Billy’s face reddened, and he pushed Kenneth against the wall, so hard that Kenneth’s teeth rattled. 

“You just created a heap of trouble for yourself, you long-haired sissy,” Billy said.

“Watch out, Billy. Here comes the coach,” one of the morons said.

Billy raised a fist. “Give me some lunch money, Kenny.”

Kenneth dug in his jeans and handed him the two quarters he received every morning for lunch.

“That’s not enough.”

Kenneth swallowed hard. “I’ll give you more, really.
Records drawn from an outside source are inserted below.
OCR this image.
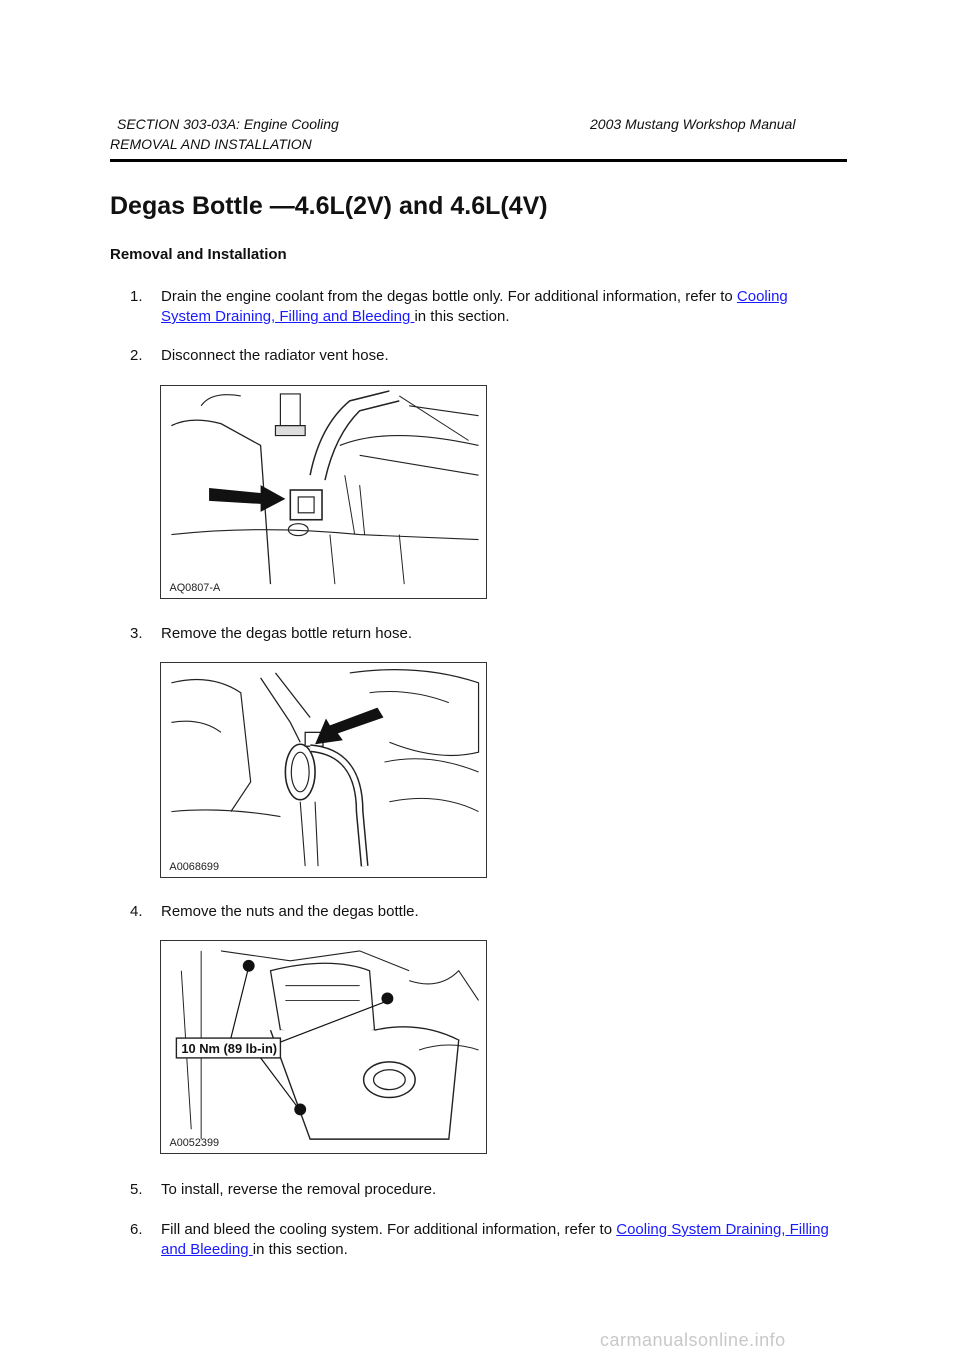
SECTION 303-03A: Engine Cooling	2003 Mustang Workshop Manual
REMOVAL AND INSTALLATION
Degas Bottle —4.6L(2V) and 4.6L(4V)
Removal and Installation
1. Drain the engine coolant from the degas bottle only. For additional information, refer to Cooling System Draining, Filling and Bleeding in this section.
2. Disconnect the radiator vent hose.
AQ0807-A
3. Remove the degas bottle return hose.
A0068699
4. Remove the nuts and the degas bottle.
10 Nm (89 lb-in)
A0052399
5. To install, reverse the removal procedure.
6. Fill and bleed the cooling system. For additional information, refer to Cooling System Draining, Filling and Bleeding in this section.
carmanualsonline.info
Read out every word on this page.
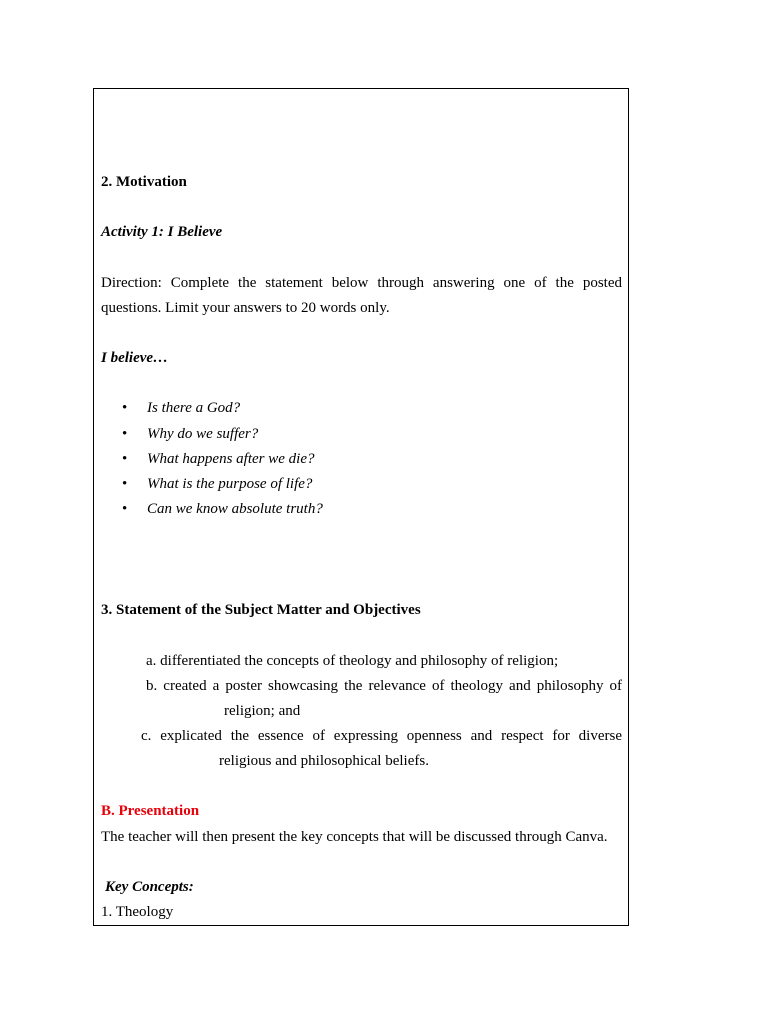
2. Motivation
Activity 1: I Believe
Direction: Complete the statement below through answering one of the posted
questions. Limit your answers to 20 words only.
I believe…
• Is there a God?
• Why do we suffer?
• What happens after we die?
• What is the purpose of life?
• Can we know absolute truth?
3. Statement of the Subject Matter and Objectives
a. differentiated the concepts of theology and philosophy of religion;
b. created a poster showcasing the relevance of theology and philosophy of
religion; and
c. explicated the essence of expressing openness and respect for diverse
religious and philosophical beliefs.
B. Presentation
The teacher will then present the key concepts that will be discussed through Canva.
Key Concepts:
1. Theology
Don’t hit me.  I’ll give you ten dollars.  But I don’t have it now.”

“When can you have it?” Billy asked.

“I’ll have to pinch it from my father.  I can meet you at the cemetery by my house after school.  My dad won’t be able to see me that way.”  

“If I was the suspicious sort, I would think you were planning on having some friends with you to jump me.”  Billy smiled, then slapped himself on the head. “Boy, that was stupid. You don’t have any friends. Okay.  But, you better be there with the money, wimp.”

“I’ll be there.  Billy, please.  Don’t you tell nobody about this ten dollars.  If you do, they’ll want me to give them some money too.  I can’t give money to everybody.”

That afternoon, Kenneth sat on the top of the tomb, next to General, and waited for Billy.  The other dogs were scattered around them eating the dog biscuits Kenneth had pitched out.  Finally, he saw Billy walking their way. 

“Get ready, General. He’s the one I been telling you about.  He ain’t no good. You can tell that, can’t you?”

General licked Kenneth’s hand.

As Billy approached the tomb, General’s hair bristled, and he growled, low and deep.  He barked twice and the dogs eased up from their resting-places and circled Billy.  

Billy kicked out at them. “Go on, git out of here!”

“What’s wrong, Billy?  Scared of dogs?” Kenneth said.

“I ain’t scared of dogs. Give me the money.”

“I ain’t gonna give you no more money, Billy. You’re not scared of dogs?  You should be scared of these. They’re my friends.  You see that big one, he’s General.” Kenneth stood up, bowed, and motioned to Billy with his arm. “General, I leave this bully to your capable care.  As Ms. Evans said today in her Shakespeare class, ‘Let slip the dogs of war!'”

General had been staring at Billy.  He hopped up on the tomb and issued a low malevolent growl. They say you shouldn’t run from a dog, but Kenneth didn’t think it would have made any difference if he had run or stayed put. Billy tried to run. The wolf-dog caught him by the throat and held Billy while one of the other dogs disemboweled him. The pit bull clamped on his arm so hard that Kenneth heard the bones snapping.  In a moment, Billy quit struggling.  Kenneth knew this was one bully who wouldn’t be at school tomorrow.

Kenneth helped the dogs drag Billy back to the creek, and until dark he watched as the pack played with Billy’s clothes, bones, skin, and hair, then watched as they ate most of him.  When the pack was finished with Billy, General led them out of the cemetery.  This time Kenneth followed at a dogtrot.  They traveled up Webb Chapel Road then down an alley.  After the pack stopped behind a house, Kenneth watched the Great Dane jump the fence, snatch up a poodle in its mouth, and then clear the fence again without breaking stride.  General, followed by the other dogs, climbed the chain-link fence and slipped inside the devil’s door originally designed only for the poodle.  Directly, Kenneth heard the family members screaming.   And he knew what was happening.  He hopped the fence, and crawled in the devil’s door behind them.  

Later that night, howling like the others, Kenneth sat naked on the tomb next to General, sharing a leftover piece of Billy’s flesh, tearing at it with his teeth, he and General snarling, and snapping at any other dog that came too close.  

Toward dawn, Kenneth woke to the sound of the gunshots and the shrill yelps and screams of the other members of the pack, but the danger didn’t register.  A sharp beam of light probed his eyes, a hand shook him roughly, and a voice as harsh and contemptuous as his father’s cursed him. Kenneth snarled and lunged at the flashlight, and latched onto the policeman’s hand with his teeth. The policeman hammered Kenneth with a nightstick until Kenneth let go, and then he and another policeman beat him like a dog, hammering him until he lost consciousness.